Gary Marcus puts this all into context – in this paper, LLMs could not, on their own, generate the insight of an algorithm once it advanced beyond a certain complexity. And this was not due to limits of compute or token length (ie was not a scaling problem) but seemed to be something structural to the approach (predicting the next token, and long verbose reasoning steps).
Arizona State University computer scientist Subbarao (Rao) Kambhampati has also been criticizing these types of models. Marcus mentions a bias we have introduced in how we describe what the newer LLM approaches are doing:
Rao, as everyone calls him, has been having none of it, writing a clever series of papers that show, among other things that the chains of thoughts that LLMs produce don’t always correspond to what they actually do. Recently, for example, he observed that people tend to overanthromorphize the reasoning traces of LLMs, calling it “thinking” when it perhaps doesn’t deserve that name. Another of his recent papers showed that even when reasoning traces appear to be correct, final answers sometimes aren’t. Rao was also perhaps the first to show that a “reasoning model”, namely o1, had the kind of problem that Apple documents, ultimately publishing his initial work online here, with followup work here.
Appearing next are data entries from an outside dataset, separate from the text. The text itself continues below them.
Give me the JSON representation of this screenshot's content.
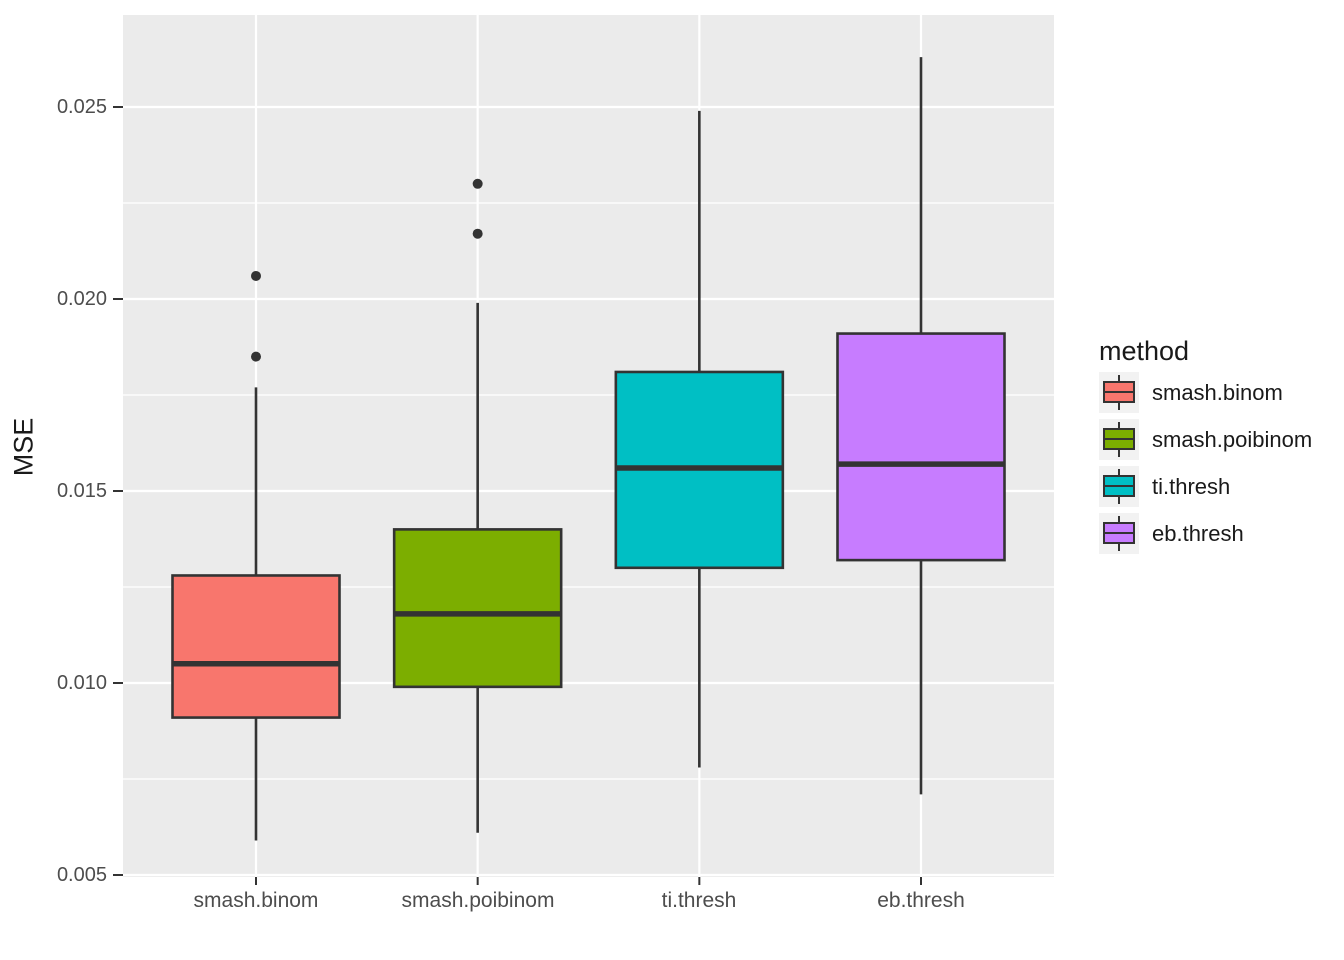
{
  "figure": {
    "background": "#FFFFFF",
    "panel_background": "#EBEBEB",
    "grid_color": "#FFFFFF",
    "outline_color": "#333333",
    "axis_text_color": "#4D4D4D",
    "title_text_color": "#1A1A1A",
    "legend_key_background": "#F2F2F2"
  },
  "chart_data": {
    "type": "boxplot",
    "title": "",
    "xlabel": "",
    "ylabel": "MSE",
    "legend_title": "method",
    "legend_position": "right",
    "grid": "white major and minor horizontal lines, white major vertical lines, on gray panel",
    "ylim": [
      0.00488,
      0.02732
    ],
    "y_ticks": [
      "0.005",
      "0.010",
      "0.015",
      "0.020",
      "0.025"
    ],
    "y_tick_values": [
      0.005,
      0.01,
      0.015,
      0.02,
      0.025
    ],
    "y_minor_gridlines": [
      0.0075,
      0.0125,
      0.0175,
      0.0225
    ],
    "categories": [
      "smash.binom",
      "smash.poibinom",
      "ti.thresh",
      "eb.thresh"
    ],
    "series": [
      {
        "name": "smash.binom",
        "color": "#F8766D",
        "whisker_low": 0.0059,
        "q1": 0.0091,
        "median": 0.0105,
        "q3": 0.0128,
        "whisker_high": 0.0177,
        "outliers": [
          0.0185,
          0.0206
        ]
      },
      {
        "name": "smash.poibinom",
        "color": "#7CAE00",
        "whisker_low": 0.0061,
        "q1": 0.0099,
        "median": 0.0118,
        "q3": 0.014,
        "whisker_high": 0.0199,
        "outliers": [
          0.0217,
          0.023
        ]
      },
      {
        "name": "ti.thresh",
        "color": "#00BFC4",
        "whisker_low": 0.0078,
        "q1": 0.013,
        "median": 0.0156,
        "q3": 0.0181,
        "whisker_high": 0.0249,
        "outliers": []
      },
      {
        "name": "eb.thresh",
        "color": "#C77CFF",
        "whisker_low": 0.0071,
        "q1": 0.0132,
        "median": 0.0157,
        "q3": 0.0191,
        "whisker_high": 0.0263,
        "outliers": []
      }
    ]
  }
}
Here’s where I think this connects to healthcare. For automation of well patterned tasks, like listening to a conversation and converting that to a well-formed clinical note, or summarizing clinical text and formatting that for a claim rebuttal or a prior authorization, we are likely near the beginning of a cycle of product market fit, product maturity, and transformation of the way we use natural language in healthcare. When you consider that over 80% of knowledge of the natural history of disease and patient clinical course is in free text, there is a long road to run just with chat interfaces, text summarization, and templated outputs.
But if this paper is to be believed, clinical diagnostics and diagnostic reasoning is farther off. We can get pattern matching out of the current models. But the failure modes of these models is still poorly known and they may not even be capable of diagnostic leaps of insight.